KANSAS CITY — The coldest weather in decades across Florida’s citrus growing region sent frozen concentrated orange juice futures prices up the 10c-a-lb daily limit twice in the past two weeks, and prices continued to rise early last week. But large stocks of frozen orange juice have held gains somewhat in check, and values eased some toward week’s end as the wintry weather moderated.
After dropping about 9c a lb on Dec. 31, the nearby March frozen concentrated orange juice futures contract soared 18% and peaked at 146.7c a lb on Jan. 8. The March 2010 contract rose the 10c daily limit on Jan. 5 and again Jan. 8, while the March 2011 contract neared 165c. Orange juice futures are traded on the electronic Intercontinental Commodity Exchange (ICE) in New York.
“Many areas in the citrus-producing region reported dangerously low temperatures, making freeze damage a possibility,” the U.S. Department of Agriculture said in its Jan. 11 Florida Weather Crop update. “Lows fell to the mid-teens in many areas.”
“The coldest mornings in Florida’s citrus belt were Jan. 6-7 and 10-12,” the U.S.D.A. said in its Jan. 3-9 Weekly Weather and Crop Bulletin, issued Jan 12.
According to Florida Citrus Mutual, the state’s largest grower cooperative, fruit damage occurs when temperatures are below 28 degrees Fahrenheit for at least four hours, and branches (3/8-inch or smaller) may be killed when temperatures are below 20 degrees for four hours or below 28 degrees for 12 continuous hours.

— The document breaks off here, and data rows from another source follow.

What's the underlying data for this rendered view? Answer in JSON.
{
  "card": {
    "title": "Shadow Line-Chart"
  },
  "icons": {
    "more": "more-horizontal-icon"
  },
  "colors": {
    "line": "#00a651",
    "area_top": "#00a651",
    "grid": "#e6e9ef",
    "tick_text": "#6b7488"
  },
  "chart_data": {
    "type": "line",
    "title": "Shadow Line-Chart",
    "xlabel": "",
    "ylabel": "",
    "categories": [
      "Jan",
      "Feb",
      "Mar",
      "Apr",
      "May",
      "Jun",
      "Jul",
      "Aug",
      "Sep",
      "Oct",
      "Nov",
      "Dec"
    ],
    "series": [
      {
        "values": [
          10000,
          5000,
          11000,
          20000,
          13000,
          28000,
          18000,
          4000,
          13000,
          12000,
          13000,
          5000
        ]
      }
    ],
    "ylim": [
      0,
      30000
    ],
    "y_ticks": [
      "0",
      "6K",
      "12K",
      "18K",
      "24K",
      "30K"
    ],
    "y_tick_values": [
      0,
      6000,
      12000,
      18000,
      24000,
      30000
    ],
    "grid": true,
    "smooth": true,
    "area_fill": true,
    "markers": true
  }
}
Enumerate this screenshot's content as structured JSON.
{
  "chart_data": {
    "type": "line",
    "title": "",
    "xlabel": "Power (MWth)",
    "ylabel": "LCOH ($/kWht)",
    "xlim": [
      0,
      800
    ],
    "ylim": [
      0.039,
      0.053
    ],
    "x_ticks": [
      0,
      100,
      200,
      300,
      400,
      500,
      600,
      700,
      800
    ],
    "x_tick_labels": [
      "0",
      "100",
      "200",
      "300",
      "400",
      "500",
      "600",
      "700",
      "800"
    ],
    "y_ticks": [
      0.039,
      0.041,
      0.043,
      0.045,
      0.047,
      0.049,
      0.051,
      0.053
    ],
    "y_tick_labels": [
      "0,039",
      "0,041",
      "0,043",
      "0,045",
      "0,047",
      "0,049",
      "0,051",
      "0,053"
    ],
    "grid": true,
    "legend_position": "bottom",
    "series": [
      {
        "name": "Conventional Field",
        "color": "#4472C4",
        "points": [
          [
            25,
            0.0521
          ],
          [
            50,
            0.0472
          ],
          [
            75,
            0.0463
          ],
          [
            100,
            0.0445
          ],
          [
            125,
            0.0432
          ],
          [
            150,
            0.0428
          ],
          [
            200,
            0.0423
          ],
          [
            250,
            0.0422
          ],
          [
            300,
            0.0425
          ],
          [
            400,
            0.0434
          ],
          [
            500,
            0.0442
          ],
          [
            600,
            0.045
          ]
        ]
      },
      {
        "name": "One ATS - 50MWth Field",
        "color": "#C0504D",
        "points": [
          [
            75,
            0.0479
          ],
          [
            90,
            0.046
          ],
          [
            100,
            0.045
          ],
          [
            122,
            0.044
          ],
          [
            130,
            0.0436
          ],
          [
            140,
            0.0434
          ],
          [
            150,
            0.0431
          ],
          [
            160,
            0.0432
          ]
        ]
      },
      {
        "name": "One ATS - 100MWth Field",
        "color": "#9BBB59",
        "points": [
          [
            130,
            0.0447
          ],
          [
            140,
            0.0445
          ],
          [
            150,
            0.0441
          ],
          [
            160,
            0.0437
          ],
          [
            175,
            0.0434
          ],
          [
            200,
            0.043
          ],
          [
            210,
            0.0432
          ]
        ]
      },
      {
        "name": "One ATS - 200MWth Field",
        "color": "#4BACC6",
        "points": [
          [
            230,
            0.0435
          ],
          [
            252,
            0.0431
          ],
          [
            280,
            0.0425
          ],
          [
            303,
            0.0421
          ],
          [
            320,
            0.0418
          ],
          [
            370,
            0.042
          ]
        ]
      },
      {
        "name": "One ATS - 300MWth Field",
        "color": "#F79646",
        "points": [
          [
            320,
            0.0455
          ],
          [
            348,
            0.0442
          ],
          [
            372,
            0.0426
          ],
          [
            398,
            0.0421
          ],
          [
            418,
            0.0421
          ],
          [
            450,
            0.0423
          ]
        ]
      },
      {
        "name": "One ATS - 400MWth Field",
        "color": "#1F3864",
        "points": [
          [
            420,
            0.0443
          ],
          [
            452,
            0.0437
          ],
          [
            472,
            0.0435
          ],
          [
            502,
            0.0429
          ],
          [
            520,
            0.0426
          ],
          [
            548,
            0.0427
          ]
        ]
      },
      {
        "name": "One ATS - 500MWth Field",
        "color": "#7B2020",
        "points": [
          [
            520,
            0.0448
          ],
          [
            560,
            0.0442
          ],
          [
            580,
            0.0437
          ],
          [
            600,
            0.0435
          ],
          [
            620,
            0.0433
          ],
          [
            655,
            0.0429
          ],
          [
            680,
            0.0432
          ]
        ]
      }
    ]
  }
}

According to weather reports from the region, both lows and duration of the low temperatures met those conditions, although other factors, such as grower efforts to reduce damage, came into play.
Florida Governor Charlie Crist on Jan. 5 declared a state of emergency “due to the threat of severe weather” that included the relaxation of some weight, height, length and width restrictions to allow for more rapid transport of vulnerable crops to packing houses. Even if the oranges (and other fruits) were damaged by the freeze, many still could be squeezed and the juice used, unlike what happened a couple of years ago when a freeze hit the California crop, which mainly goes to the fresh orange market. But if the oranges are not harvested and processed quickly, they will dry and juice yield will decline.
The damage extended well beyond citrus.
“Florida’s growers produce nearly all our nation’s domestically produced fresh fruits and vegetables during the winter,” said Charles. H. Bronson, Florida Agriculture Commissioner.
Florida is the nation’s major source of domestically-produced orange juice, with about 95% of the state’s crop squeezed. Domestic orange juice production has surpassed consumption only once in the past six years, according to the U.S.D.A. The agency forecast domestic orange juice production near 900 million gallons single-strength equivalent in 2009-10, with imports at 375 million gallons and consumption at 1,355 million gallons.
Adding to concerns about the freeze scare was the fact the 2009-10 Florida orange crop already was forecast sharply lower from last year and the smallest since 2006-07. And, orange juice production in Brazil, the major source of U.S. imports, was expected to rise only slightly from last year’s five-year low.
In its Jan. 12 Crop Production report, the U.S.D.A. forecast 2009-10 Florida all-orange production at 6.08 million tons (135 million boxes), unchanged from its previous forecast and down 17% from a year ago. But the agency noted, “it does not include any effects of the cold weather in Florida during January” as the forecast was based on Jan. 1 conditions.
While the impact on the current orange crop appears severe, large stocks of frozen orange juice concentrate were expected to prevent a shortage. In its most recent Cold Storage report, the U.S.D.A. estimated stocks of frozen orange juice concentrate at 1,126,965,000 lbs as of Nov. 30, up 9% from a year earlier and 19% above the latest five-year average.
Unfortunately for orange growers, the decline, and probable higher prices, comes at a time when orange juice consumption in the United States was recovering from a multi-decade low in 2007-08, the result of high prices and concerns about high carbohydrates.
Last week futures prices dropped about 10% from their highs, in part due to scattered reports that the freeze damage might not have been as severe as first thought, or at least not as severe as the market had “priced” into futures values.
It will be some time before losses can be fully assessed, especially in the case of damage done to trees, which will affect next year’s crop.